Die Zeiten haben sich geändert. Das mag man begrüßen oder nicht. Es gibt kinderlose Ehen und Paarbeziehungen, aus denen Kinder hervorgehen. Es gibt Ehen, die zerbrechen, noch bevor die Kinder das Haus verlassen haben und die wildesten Patchworkfamilien, die den dort aufwachsenden Kindern alles an Fürsorge, Liebe und Geborgenheit bieten, was man sich wünschen kann. Entsprechend haben nichtverheiratete Paare eine weitgehende Gleichstellung mit Verheirateten erstritten, so dass die Ehe nicht viel mehr als eine romantische Treueerklärung ohne nennenswerte Vorteile ist.

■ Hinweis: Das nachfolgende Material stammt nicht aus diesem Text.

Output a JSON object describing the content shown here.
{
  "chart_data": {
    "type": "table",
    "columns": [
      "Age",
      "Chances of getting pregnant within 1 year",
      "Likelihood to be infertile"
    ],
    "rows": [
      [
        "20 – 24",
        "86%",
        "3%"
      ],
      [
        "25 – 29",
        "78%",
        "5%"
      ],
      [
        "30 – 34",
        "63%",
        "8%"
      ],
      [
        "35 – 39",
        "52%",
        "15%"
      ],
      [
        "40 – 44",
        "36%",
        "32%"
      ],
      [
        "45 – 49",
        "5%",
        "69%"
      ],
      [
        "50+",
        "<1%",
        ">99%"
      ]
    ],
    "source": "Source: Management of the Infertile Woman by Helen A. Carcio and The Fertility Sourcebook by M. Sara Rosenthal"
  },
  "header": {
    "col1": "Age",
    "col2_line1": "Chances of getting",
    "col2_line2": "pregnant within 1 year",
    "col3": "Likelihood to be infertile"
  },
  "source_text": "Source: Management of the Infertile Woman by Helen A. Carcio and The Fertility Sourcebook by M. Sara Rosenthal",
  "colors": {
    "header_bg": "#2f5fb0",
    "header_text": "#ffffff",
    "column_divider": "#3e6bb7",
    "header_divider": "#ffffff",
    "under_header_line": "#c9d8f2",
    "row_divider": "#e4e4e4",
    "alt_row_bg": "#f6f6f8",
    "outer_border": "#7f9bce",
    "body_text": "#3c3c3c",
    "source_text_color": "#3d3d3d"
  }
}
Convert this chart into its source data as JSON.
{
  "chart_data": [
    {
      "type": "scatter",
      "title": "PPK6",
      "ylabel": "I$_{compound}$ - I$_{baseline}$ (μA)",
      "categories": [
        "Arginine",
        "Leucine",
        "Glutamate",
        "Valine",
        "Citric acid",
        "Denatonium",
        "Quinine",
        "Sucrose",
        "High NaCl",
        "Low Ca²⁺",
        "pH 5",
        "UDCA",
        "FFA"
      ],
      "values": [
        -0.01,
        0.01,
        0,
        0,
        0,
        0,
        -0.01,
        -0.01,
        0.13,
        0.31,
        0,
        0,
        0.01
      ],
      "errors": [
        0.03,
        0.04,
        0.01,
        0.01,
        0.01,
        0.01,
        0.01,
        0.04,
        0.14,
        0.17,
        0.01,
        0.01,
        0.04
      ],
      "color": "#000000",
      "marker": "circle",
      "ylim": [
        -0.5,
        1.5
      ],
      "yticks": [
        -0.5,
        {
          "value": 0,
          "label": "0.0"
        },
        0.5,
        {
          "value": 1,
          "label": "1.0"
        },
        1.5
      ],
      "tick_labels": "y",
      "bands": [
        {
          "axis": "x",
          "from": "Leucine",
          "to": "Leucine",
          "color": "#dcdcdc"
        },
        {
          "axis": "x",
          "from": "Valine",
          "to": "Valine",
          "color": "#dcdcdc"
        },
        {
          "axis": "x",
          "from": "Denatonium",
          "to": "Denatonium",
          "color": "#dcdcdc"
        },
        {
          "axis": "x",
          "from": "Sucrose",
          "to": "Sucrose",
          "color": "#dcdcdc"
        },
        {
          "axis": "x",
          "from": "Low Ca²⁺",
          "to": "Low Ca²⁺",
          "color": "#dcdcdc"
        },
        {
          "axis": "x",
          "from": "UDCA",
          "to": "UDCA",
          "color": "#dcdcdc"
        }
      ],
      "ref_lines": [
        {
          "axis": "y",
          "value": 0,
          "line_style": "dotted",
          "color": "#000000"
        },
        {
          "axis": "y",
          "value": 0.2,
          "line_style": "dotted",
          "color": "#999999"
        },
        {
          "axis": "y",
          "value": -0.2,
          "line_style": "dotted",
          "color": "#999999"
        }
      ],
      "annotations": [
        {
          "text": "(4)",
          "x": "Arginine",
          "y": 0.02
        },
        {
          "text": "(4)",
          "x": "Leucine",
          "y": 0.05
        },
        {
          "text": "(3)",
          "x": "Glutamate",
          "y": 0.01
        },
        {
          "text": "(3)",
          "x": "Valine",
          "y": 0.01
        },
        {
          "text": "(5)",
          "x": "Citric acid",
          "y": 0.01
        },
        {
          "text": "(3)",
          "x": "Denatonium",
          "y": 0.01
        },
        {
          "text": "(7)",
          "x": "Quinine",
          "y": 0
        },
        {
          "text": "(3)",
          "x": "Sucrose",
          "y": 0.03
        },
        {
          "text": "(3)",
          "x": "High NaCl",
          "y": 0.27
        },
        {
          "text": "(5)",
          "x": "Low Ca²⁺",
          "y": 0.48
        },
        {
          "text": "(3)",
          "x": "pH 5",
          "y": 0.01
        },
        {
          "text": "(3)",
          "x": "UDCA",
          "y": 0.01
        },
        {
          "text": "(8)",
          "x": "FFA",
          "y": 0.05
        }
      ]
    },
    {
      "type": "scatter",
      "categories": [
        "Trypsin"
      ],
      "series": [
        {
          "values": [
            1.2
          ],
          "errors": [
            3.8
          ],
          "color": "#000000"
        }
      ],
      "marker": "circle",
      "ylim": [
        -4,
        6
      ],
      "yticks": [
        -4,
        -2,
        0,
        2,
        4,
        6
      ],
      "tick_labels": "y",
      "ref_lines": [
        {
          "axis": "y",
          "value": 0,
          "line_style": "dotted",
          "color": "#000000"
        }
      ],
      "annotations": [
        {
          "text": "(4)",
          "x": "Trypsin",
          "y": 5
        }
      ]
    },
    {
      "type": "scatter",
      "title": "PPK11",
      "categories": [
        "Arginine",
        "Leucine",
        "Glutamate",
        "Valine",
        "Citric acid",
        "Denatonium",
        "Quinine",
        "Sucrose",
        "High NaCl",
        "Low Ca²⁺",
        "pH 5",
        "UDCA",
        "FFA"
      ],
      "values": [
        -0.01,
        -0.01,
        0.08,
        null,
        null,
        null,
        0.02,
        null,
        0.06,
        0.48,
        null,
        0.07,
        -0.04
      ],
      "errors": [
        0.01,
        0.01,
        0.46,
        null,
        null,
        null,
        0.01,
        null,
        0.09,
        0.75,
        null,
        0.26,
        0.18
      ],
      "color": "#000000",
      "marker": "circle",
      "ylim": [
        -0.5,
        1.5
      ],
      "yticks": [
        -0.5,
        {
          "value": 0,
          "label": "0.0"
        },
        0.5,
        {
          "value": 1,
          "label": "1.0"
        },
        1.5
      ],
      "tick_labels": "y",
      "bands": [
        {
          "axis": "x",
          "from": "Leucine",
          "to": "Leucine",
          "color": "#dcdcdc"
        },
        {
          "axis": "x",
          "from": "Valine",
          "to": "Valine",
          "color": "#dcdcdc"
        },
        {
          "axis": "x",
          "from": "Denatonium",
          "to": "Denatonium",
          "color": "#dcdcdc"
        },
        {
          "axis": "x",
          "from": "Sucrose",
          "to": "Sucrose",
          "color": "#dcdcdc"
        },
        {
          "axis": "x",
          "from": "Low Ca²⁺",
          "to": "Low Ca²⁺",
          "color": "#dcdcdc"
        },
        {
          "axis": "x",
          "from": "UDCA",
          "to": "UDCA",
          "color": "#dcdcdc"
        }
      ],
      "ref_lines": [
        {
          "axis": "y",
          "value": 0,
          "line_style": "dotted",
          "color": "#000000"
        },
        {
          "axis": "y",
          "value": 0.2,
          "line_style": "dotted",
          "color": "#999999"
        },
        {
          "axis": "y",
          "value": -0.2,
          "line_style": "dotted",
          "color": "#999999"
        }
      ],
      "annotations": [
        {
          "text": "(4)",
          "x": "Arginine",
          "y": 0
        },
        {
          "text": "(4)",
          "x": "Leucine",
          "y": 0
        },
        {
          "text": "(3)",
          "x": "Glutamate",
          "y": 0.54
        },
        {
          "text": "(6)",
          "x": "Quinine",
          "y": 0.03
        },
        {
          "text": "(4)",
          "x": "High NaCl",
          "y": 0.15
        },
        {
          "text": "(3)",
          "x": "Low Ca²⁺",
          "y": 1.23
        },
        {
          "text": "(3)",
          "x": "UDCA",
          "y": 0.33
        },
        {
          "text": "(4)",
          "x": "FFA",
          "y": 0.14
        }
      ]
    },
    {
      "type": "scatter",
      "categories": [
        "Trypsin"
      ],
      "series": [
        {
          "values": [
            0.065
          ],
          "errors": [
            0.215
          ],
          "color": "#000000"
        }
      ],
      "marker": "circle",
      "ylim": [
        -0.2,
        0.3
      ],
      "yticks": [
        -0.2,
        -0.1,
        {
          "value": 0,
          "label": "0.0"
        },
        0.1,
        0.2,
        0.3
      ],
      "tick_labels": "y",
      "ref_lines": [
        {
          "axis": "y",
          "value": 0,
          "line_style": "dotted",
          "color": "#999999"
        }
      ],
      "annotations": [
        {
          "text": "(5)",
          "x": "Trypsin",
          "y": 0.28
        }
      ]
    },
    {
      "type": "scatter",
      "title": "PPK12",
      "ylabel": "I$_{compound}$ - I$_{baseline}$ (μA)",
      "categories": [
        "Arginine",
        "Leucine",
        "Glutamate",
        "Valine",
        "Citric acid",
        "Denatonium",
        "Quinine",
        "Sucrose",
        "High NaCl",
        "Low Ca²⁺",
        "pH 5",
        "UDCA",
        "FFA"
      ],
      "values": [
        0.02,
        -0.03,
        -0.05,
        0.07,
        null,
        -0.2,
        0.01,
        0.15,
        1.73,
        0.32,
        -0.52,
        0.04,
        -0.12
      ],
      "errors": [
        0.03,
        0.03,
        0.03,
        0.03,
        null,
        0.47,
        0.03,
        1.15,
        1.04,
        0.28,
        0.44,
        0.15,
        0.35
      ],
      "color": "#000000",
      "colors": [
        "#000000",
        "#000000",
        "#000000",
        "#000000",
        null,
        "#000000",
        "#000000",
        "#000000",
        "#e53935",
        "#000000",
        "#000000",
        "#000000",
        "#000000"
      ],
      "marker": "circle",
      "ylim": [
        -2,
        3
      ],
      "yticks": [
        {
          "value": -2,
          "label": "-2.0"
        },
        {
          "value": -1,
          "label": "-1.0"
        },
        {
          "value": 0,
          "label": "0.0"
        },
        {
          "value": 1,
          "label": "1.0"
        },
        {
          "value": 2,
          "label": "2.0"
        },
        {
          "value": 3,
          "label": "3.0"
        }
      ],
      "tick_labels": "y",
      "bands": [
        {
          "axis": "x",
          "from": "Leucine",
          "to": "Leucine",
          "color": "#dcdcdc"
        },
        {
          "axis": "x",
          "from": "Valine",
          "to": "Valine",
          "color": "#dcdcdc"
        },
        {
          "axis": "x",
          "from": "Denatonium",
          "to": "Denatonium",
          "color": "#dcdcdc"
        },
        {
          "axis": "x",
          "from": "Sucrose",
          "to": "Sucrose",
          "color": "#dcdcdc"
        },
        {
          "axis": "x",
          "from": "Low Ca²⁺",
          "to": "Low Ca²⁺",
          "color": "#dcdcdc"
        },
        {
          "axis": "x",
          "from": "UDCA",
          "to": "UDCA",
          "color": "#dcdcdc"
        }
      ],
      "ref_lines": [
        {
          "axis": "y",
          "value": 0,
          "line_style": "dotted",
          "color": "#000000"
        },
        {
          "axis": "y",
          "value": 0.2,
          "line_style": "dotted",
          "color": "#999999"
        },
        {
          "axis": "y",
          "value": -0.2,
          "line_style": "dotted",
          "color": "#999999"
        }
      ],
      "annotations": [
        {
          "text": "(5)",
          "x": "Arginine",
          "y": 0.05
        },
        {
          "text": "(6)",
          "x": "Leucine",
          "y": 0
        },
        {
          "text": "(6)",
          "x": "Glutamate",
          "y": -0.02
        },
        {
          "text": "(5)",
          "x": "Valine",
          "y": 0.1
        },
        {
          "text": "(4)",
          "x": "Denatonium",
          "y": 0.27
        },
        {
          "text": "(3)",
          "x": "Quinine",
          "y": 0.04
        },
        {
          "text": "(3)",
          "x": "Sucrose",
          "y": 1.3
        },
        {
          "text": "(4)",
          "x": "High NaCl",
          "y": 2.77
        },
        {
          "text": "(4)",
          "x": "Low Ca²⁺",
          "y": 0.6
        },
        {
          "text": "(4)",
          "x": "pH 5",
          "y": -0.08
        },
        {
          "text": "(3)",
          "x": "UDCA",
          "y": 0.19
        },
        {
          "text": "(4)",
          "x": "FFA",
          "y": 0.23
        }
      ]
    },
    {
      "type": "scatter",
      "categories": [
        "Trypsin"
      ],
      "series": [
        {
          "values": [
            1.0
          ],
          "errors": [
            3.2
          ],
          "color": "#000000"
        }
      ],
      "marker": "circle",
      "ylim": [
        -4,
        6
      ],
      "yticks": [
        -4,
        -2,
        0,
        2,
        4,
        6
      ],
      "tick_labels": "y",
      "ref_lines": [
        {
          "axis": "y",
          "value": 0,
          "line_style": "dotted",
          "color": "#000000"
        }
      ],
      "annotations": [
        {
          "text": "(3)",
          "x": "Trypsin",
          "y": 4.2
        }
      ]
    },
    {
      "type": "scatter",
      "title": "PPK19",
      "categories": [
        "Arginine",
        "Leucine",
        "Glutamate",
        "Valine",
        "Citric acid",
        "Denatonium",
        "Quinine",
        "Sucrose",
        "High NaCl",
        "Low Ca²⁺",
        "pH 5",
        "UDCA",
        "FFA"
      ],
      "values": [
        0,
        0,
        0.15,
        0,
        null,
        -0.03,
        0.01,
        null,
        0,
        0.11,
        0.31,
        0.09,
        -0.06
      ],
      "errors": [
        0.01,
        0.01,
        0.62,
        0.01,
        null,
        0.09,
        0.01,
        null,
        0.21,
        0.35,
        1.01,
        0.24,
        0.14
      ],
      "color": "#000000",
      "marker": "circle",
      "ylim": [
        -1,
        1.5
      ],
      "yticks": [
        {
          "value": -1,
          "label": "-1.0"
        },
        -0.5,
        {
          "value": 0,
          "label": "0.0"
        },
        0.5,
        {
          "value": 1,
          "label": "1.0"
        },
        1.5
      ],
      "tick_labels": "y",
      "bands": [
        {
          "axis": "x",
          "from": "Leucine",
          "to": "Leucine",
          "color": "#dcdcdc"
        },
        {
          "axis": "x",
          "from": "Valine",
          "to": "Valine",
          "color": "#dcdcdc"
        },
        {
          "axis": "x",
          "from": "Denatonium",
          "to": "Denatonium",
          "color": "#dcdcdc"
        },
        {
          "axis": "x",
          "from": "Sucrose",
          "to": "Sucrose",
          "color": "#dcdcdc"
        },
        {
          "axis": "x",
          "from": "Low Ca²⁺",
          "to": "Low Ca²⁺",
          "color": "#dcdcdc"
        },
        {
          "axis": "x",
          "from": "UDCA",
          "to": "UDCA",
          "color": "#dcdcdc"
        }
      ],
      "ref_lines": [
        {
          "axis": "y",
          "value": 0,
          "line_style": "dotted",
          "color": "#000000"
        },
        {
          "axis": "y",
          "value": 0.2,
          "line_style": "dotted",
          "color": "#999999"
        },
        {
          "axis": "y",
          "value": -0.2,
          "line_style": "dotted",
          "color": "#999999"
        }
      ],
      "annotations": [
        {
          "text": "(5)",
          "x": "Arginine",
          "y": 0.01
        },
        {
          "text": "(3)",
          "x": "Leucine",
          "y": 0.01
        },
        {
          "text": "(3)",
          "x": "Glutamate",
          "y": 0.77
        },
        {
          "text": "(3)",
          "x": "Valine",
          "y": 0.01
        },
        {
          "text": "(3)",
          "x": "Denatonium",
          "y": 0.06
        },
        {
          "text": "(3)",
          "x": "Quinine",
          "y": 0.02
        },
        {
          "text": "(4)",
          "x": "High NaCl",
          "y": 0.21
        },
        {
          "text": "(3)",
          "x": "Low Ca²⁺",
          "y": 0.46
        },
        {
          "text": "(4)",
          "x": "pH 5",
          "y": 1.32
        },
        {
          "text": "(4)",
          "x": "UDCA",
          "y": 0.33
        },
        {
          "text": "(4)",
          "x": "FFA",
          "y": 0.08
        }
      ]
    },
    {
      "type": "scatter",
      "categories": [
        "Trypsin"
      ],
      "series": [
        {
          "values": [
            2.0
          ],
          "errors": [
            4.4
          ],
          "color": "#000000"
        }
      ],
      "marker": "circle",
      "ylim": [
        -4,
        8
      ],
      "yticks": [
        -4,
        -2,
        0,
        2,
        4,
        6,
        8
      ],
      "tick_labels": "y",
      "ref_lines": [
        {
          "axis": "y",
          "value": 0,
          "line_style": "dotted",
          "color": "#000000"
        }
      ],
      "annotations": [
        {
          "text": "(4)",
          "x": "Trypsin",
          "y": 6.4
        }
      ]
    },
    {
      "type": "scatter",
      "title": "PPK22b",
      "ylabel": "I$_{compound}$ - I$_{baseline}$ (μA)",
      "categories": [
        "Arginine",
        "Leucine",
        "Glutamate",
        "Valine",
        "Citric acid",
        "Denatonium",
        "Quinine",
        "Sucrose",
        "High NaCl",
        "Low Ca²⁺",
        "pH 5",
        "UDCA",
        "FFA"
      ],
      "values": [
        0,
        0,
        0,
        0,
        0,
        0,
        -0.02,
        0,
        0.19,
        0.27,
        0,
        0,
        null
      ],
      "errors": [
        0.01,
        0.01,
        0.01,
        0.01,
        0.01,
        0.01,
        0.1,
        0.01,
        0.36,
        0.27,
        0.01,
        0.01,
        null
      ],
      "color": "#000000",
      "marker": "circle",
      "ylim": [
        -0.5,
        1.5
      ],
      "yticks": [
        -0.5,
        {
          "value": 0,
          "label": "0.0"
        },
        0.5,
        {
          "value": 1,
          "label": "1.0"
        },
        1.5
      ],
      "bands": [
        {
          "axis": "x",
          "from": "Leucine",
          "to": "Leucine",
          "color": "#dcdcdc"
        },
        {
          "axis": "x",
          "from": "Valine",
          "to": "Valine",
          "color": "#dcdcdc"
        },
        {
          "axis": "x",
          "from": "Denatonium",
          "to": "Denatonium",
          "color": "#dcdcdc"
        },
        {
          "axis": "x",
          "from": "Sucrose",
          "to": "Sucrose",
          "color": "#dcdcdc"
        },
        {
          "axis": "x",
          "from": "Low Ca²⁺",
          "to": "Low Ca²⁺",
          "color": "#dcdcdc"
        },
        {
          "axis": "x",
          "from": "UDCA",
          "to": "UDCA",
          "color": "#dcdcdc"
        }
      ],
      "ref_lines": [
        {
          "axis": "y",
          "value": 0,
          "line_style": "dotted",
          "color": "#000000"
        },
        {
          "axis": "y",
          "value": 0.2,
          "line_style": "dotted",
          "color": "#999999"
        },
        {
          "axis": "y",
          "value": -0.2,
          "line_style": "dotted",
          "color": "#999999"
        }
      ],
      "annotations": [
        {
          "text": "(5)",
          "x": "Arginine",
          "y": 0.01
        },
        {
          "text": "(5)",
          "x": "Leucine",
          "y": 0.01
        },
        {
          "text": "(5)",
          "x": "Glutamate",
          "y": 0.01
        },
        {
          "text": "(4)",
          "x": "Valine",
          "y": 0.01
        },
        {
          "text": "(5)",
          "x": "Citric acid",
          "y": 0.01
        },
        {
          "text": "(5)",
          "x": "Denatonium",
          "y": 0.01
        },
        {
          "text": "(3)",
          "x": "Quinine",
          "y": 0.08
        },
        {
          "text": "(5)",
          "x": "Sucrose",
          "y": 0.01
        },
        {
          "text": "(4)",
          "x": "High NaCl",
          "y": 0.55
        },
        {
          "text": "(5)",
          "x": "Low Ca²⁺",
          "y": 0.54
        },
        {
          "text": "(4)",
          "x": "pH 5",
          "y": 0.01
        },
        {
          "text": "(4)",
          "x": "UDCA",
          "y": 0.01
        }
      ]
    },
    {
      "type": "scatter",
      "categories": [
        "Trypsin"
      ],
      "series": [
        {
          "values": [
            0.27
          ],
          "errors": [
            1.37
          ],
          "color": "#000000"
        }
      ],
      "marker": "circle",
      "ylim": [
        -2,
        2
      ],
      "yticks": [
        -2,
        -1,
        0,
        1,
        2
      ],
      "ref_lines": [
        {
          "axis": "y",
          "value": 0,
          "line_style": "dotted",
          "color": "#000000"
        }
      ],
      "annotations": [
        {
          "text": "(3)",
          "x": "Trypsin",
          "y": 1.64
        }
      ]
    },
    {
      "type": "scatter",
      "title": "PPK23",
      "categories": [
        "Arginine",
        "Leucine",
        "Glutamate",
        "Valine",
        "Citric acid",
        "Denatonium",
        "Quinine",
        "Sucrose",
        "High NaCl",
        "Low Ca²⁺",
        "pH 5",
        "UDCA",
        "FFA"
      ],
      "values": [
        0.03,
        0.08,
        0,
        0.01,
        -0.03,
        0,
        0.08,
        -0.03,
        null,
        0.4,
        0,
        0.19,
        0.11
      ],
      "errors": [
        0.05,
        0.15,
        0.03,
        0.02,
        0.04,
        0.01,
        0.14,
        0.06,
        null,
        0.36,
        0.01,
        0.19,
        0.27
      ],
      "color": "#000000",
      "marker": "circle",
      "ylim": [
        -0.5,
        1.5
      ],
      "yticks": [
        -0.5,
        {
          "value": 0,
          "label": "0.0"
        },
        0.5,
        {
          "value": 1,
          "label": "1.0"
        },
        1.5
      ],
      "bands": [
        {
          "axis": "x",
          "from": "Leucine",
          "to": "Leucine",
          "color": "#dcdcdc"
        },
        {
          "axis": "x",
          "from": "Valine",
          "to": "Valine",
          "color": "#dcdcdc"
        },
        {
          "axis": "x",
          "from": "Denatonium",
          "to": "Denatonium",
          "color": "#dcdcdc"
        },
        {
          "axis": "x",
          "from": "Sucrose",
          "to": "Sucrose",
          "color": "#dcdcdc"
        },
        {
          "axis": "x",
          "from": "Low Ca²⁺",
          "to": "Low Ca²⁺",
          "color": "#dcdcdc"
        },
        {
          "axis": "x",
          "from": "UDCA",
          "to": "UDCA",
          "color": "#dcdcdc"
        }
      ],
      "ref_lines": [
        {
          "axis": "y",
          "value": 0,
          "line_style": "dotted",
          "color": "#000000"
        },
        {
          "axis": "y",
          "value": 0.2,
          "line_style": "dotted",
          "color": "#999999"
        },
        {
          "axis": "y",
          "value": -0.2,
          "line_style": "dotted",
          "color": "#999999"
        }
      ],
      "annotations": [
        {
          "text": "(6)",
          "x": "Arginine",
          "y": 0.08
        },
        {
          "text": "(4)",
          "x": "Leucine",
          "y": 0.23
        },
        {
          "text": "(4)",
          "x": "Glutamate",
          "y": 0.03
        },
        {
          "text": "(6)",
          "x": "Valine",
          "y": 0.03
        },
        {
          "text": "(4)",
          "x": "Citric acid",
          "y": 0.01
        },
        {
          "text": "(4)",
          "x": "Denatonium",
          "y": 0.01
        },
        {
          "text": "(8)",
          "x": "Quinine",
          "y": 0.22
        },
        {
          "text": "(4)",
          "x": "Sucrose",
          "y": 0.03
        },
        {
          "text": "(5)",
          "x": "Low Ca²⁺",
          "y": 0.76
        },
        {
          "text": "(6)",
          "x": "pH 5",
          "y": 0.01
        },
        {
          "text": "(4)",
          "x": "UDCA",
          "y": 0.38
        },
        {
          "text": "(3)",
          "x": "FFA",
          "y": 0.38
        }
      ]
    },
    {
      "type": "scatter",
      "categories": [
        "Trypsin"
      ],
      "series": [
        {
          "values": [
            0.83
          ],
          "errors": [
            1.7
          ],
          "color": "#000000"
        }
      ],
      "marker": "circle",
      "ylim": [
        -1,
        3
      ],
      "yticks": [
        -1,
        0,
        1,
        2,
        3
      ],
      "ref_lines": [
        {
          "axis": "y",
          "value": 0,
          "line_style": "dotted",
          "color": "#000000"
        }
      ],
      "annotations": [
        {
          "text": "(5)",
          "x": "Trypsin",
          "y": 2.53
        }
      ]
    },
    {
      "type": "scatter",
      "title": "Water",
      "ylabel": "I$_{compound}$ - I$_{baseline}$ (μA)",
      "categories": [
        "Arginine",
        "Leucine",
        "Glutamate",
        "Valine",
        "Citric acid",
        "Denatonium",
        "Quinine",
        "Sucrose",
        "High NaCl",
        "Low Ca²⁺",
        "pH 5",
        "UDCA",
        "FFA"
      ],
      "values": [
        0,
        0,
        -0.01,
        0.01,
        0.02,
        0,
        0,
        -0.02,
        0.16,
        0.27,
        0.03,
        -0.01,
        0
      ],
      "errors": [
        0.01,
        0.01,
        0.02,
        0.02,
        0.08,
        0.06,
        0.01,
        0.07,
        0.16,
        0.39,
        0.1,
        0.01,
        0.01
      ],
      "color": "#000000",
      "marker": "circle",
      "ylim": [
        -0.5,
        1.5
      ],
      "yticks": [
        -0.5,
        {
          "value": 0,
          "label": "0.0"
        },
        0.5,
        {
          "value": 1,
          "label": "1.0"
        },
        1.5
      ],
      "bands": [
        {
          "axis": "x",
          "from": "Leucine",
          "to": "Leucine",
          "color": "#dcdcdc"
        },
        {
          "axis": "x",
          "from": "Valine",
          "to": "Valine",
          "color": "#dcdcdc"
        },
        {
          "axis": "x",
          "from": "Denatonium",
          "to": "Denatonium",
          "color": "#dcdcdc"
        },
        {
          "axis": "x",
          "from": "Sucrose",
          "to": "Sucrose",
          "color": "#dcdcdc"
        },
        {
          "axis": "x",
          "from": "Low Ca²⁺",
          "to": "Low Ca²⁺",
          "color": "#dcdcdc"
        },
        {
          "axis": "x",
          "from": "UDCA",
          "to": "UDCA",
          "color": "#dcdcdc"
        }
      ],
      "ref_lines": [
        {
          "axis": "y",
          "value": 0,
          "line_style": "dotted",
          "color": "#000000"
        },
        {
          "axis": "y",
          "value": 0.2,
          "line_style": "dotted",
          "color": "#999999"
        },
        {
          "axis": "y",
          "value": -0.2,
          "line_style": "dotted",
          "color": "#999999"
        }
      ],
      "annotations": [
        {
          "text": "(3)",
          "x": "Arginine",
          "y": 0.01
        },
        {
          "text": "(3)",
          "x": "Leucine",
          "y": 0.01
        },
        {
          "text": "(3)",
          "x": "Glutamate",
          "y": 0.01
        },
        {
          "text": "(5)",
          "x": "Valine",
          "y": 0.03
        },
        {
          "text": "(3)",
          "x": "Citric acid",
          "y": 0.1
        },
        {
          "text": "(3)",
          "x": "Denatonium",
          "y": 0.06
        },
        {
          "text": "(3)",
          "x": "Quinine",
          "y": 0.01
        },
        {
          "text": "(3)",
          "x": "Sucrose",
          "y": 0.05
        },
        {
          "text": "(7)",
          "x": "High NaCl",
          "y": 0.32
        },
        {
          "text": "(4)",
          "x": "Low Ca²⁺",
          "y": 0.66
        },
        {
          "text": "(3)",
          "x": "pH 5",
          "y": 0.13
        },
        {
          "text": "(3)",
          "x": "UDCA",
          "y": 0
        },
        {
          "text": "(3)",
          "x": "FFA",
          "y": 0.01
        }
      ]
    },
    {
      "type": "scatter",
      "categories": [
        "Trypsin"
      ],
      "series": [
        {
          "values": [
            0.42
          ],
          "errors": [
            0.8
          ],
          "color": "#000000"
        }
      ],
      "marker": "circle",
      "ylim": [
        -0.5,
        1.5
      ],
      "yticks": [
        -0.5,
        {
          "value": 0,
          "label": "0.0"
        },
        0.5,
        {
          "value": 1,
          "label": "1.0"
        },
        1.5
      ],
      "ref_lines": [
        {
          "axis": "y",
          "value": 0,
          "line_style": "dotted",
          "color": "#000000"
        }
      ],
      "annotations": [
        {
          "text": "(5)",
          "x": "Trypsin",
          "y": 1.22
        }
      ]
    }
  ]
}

Wenn man erst einmal an diesem Punkt ankommt, ist es tatsächlich egal, wem man die Möglichkeit geben möchte, diesen Treueschwur zu leisten. Homosexuelle, Heterosexuelle, lass sie doch öffentlich erklären, dass sie sich lieben und im Idealfall ewig zusammenbleiben wollen. Wo steht eigentlich, dass es immer zwei sein müssen? Warum nicht drei oder vier? Warum müssen es unbedingt Menschen sein? Warum nicht den Eiffelturm? In einer Gesellschaft, in der jeder Recht bekommt, wenn er nur laut genug herumjammert, soll meinetwegen jeder alles heiraten können. Es ist ja nicht so, als dass irgendwem dabei ein Schaden entstünde.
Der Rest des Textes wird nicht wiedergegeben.